As it turns out, Cumberbatch and Jonny Lee Miller are actually friends in real life, having worked together on Danny Boyle's stage production of Frankenstein. A few months ago, Jonny Lee Miller noted that Cumberbatch had given him his blessing to do "Sherlock," according to Miller.
"I love the work that Benedict has done with "Sherlock." I would call him up like a groupie after every episode had come out. I've been able to reassure him about how different this script was ... [Cumberbatch] was excited for me and he was very encouraging and we discussed it."
Well, turns out, that's not exactly the case, at least according to Cumberbatch, in an interview with Shortlist.com.
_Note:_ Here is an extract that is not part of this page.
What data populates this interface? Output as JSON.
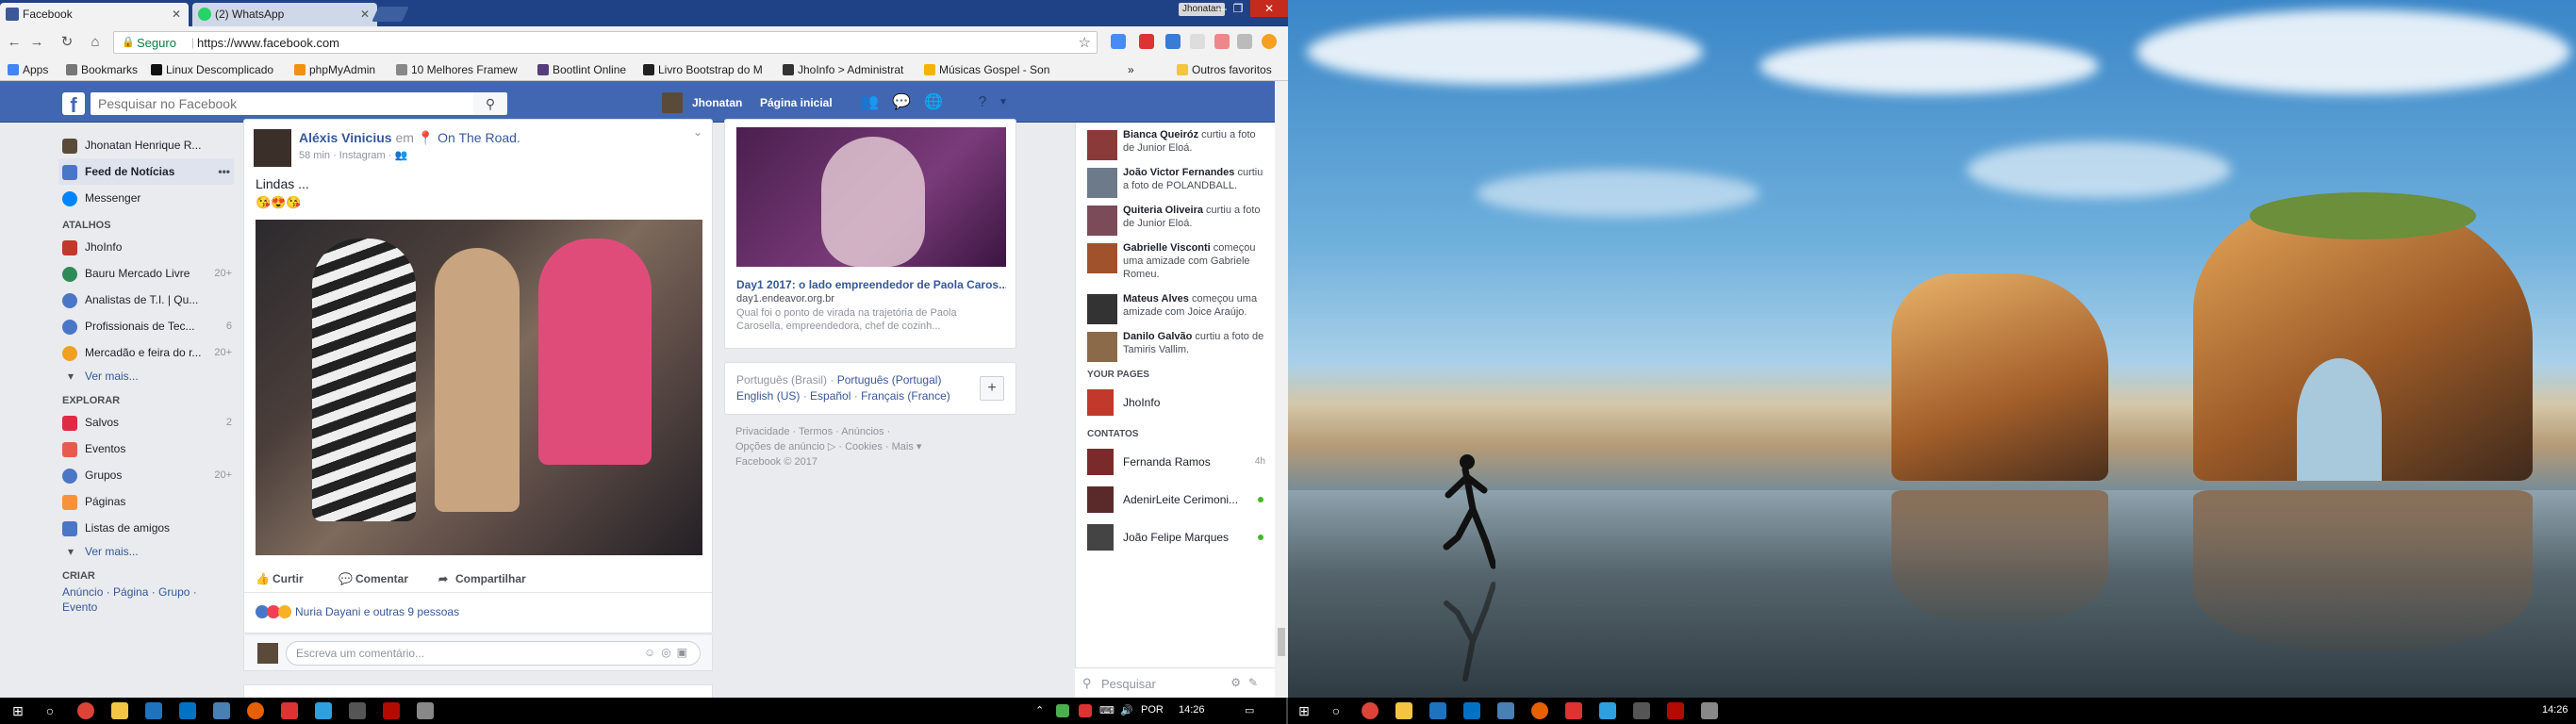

"I got hold of the pilot script just to check it out. I don't know, we'll see," Cumberbatch says in the interview. "I think there's room for us both to coexist. I don't feel threatened by it and I wish him the best, which is as diplomatic as I can be."
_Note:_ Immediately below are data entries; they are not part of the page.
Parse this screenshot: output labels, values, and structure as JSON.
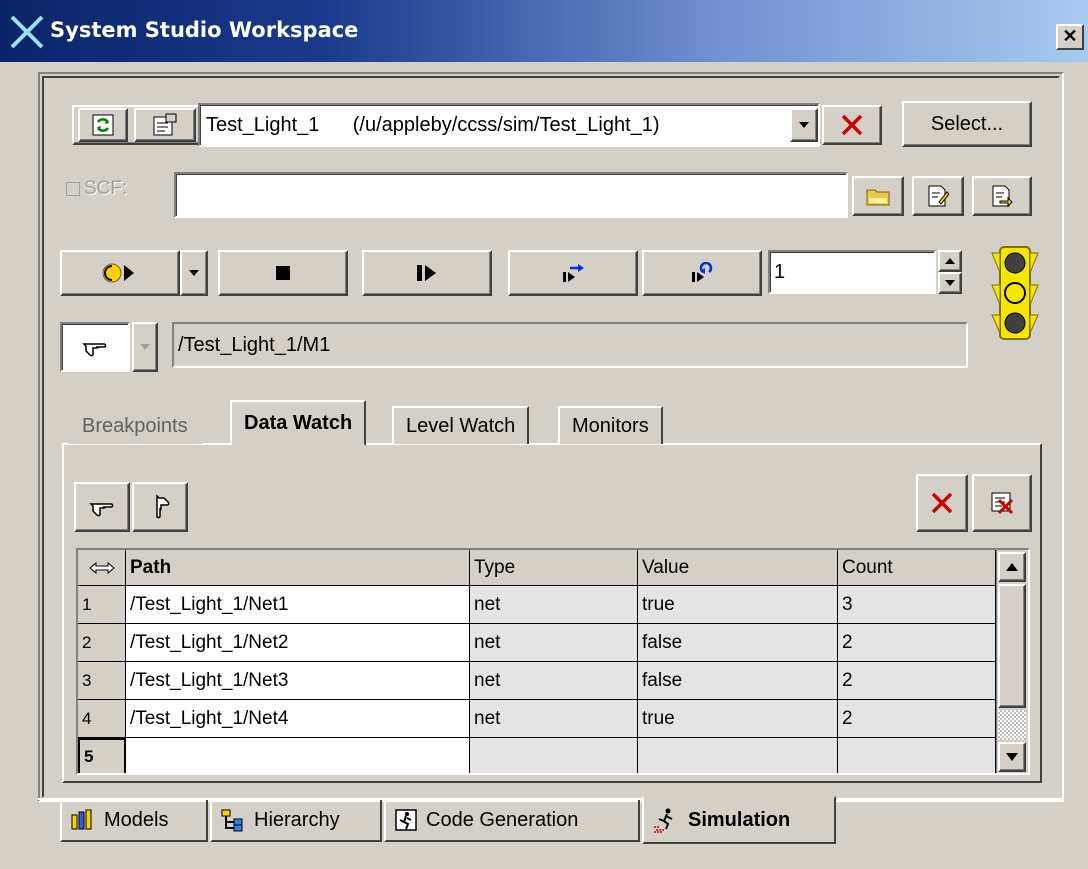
{
  "window": {
    "title": "System Studio Workspace",
    "close_glyph": "✕"
  },
  "model_bar": {
    "selected_model": "Test_Light_1      (/u/appleby/ccss/sim/Test_Light_1)",
    "select_label": "Select..."
  },
  "scf": {
    "label": "SCF:",
    "value": "",
    "checked": false
  },
  "sim_controls": {
    "step_count": "1"
  },
  "instance": {
    "path": "/Test_Light_1/M1"
  },
  "tabs": [
    {
      "label": "Breakpoints",
      "active": false
    },
    {
      "label": "Data Watch",
      "active": true
    },
    {
      "label": "Level Watch",
      "active": false
    },
    {
      "label": "Monitors",
      "active": false
    }
  ],
  "table": {
    "columns": [
      "Path",
      "Type",
      "Value",
      "Count"
    ],
    "rows": [
      {
        "num": "1",
        "path": "/Test_Light_1/Net1",
        "type": "net",
        "value": "true",
        "count": "3"
      },
      {
        "num": "2",
        "path": "/Test_Light_1/Net2",
        "type": "net",
        "value": "false",
        "count": "2"
      },
      {
        "num": "3",
        "path": "/Test_Light_1/Net3",
        "type": "net",
        "value": "false",
        "count": "2"
      },
      {
        "num": "4",
        "path": "/Test_Light_1/Net4",
        "type": "net",
        "value": "true",
        "count": "2"
      },
      {
        "num": "5",
        "path": "",
        "type": "",
        "value": "",
        "count": ""
      }
    ]
  },
  "bottom_tabs": [
    {
      "label": "Models",
      "icon": "models-icon",
      "active": false
    },
    {
      "label": "Hierarchy",
      "icon": "hierarchy-icon",
      "active": false
    },
    {
      "label": "Code Generation",
      "icon": "code-generation-icon",
      "active": false
    },
    {
      "label": "Simulation",
      "icon": "simulation-icon",
      "active": true
    }
  ],
  "colors": {
    "title_start": "#0a246a",
    "title_end": "#a6caf0",
    "face": "#d4d0c8",
    "delete_red": "#cc0000",
    "traffic_yellow": "#f5e600"
  }
}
He continues: "It's very odd. I did say [to Miller], 'Well, I'd prefer you didn't do it but you've got a kid to feed, a nice house in LA and a wife to keep in good clothes.' I think Jonny was like, 'Mate, I've got the f--king mountain to climb here, you've got nothing to fear.' I wish him the best of luck, but I'm a bit cynical about why they've chosen to do it and why they cast him."
I suppose the good news is, Miller will never, ever match Cumberbatch's performance in "Sherlock" and he'll spend the entire series fending off comparisons. The bad news, of course, is that Miller's version will likely be more accessible to network television audiences, run for seven years, and make Miller more money than BBC ever thought to pay Cumberbatch.